Introduction Double balloon enteroscopy (DBE) offers the ability for diagnostic and therapeutic intervention in the small bowel. The procedure takes an average of an hour to carry out and can be uncomfortable for the patient. It also has an associated learning curve for the endoscopist. The depth of insertion is a subjective estimation of the total number of passes into the small bowel. The success/diagnostic yield of the procedure relies upon patient tolerability and locating the target lesion or bleeding point. The aim of this study was to assess the technical success rate for routine DBE over time in comparison to sedation dose used.

Methods A prospective review of the 290 DBE procedures done since the start of the service was conducted. The majority of patients underwent a capsule endoscopy either locally or at our centre prior to DBE which helped to guide the chosen route. Data was collected for sedation/analgesia used, procedure length, number of passes into the small bowel and diagnostic yield between the initial 145 (group 1) and latter 145 procedures (group 2). Similar comparisons were also done between the oral and anal routes of DBE.

Results The DBE procedures were performed from July 2006 to Nov 2012 by two endoscopists. Whilst the median doses of midazolam used between the two groups were similar (median 5 mg versus 6mg, p = 0.8), a greater amount of fentanyl was used in group 2 (median 50mcg versus 100mcg, p < 0.001). There was no difference in the procedure length or the number of passes recorded by the endoscopists. However there was a significant increase in the diagnostic yield in the latter group (32% versus 58%, p < 0.001).
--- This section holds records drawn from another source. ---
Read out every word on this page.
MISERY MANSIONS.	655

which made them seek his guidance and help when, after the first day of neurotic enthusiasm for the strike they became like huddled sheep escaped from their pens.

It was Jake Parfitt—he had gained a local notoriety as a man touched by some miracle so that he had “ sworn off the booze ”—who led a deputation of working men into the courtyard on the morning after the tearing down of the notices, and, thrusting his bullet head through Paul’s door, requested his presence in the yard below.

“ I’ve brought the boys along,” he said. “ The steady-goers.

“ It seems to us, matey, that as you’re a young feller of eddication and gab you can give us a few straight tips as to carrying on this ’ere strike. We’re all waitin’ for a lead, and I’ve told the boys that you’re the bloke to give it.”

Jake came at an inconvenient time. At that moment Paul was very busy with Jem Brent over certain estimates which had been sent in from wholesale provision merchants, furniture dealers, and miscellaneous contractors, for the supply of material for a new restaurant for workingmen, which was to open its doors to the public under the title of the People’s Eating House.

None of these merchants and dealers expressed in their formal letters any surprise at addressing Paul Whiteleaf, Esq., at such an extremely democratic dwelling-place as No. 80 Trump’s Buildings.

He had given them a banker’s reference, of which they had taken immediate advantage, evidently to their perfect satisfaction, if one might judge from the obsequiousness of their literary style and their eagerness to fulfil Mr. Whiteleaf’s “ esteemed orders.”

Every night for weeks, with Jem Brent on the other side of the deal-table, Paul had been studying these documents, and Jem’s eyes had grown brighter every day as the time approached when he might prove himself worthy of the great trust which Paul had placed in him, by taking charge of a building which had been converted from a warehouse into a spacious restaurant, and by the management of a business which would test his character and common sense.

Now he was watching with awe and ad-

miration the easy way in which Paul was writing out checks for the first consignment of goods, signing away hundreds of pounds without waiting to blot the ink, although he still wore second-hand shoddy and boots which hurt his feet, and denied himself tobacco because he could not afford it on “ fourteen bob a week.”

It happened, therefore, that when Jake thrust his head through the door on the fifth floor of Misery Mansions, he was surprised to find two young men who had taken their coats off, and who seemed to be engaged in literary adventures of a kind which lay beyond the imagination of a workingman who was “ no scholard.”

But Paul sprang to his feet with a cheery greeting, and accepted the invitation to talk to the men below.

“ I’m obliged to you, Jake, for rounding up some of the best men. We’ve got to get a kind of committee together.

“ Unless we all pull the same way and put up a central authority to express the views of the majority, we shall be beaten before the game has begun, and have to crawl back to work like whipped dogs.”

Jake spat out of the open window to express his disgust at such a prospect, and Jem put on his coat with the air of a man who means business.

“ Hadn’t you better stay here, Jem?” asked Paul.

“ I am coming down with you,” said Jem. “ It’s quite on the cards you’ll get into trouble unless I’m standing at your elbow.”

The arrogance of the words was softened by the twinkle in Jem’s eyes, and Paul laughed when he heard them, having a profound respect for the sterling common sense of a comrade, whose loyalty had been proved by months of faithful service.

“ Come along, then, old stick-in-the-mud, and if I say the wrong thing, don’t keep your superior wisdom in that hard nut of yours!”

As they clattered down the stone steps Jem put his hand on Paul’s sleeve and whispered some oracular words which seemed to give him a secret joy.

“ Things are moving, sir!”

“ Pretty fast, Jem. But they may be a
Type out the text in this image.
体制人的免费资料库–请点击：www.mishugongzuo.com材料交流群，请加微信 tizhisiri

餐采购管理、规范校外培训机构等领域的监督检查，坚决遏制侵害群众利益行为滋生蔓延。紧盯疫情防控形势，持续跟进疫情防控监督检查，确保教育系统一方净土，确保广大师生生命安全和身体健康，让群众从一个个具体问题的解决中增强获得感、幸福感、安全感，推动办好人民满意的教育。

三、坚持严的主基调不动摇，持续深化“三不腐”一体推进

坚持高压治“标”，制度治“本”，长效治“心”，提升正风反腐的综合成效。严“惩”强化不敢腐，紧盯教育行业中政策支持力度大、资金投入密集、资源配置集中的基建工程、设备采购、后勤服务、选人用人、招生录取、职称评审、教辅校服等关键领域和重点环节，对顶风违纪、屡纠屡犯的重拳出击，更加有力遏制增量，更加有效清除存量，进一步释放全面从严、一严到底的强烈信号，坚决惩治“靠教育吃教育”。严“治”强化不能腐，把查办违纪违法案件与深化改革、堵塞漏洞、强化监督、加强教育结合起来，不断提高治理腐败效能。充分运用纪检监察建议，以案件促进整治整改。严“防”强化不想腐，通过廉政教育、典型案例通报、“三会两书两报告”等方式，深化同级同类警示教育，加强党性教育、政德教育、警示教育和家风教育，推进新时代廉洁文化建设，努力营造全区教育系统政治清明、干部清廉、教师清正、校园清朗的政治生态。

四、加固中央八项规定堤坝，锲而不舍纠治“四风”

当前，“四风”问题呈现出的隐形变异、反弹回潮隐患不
A total of 165 oral DBE procedures were done. Whilst there were no differences in the procedures length or number of passes into the small bowel, a greater amount of fentanyl was used in the latter half of the procedures. The diagnostic yield improved significantly in the latter half of the oral DBE procedures (41% versus 61%, p = 0.01). There were 125 anal DBE procedures. There was no difference in procedure characteristics or diagnostic yield for the anal route over time despite higher doses of fentanyl.

Conclusion This study demonstrates an improved diagnostic yield for DBE over time particularly with the oral route and with a greater amount of fentanyl used. The absence of improvement in yield for the anal route in this study is consistent with the literature to date. The anal route remains a challenge for endoscopists due to difficulty achieving a stable platform in the terminal ileum to progress. More education on retrograde techniques would help overcome this limitation.

Disclosure of Interest None Declared.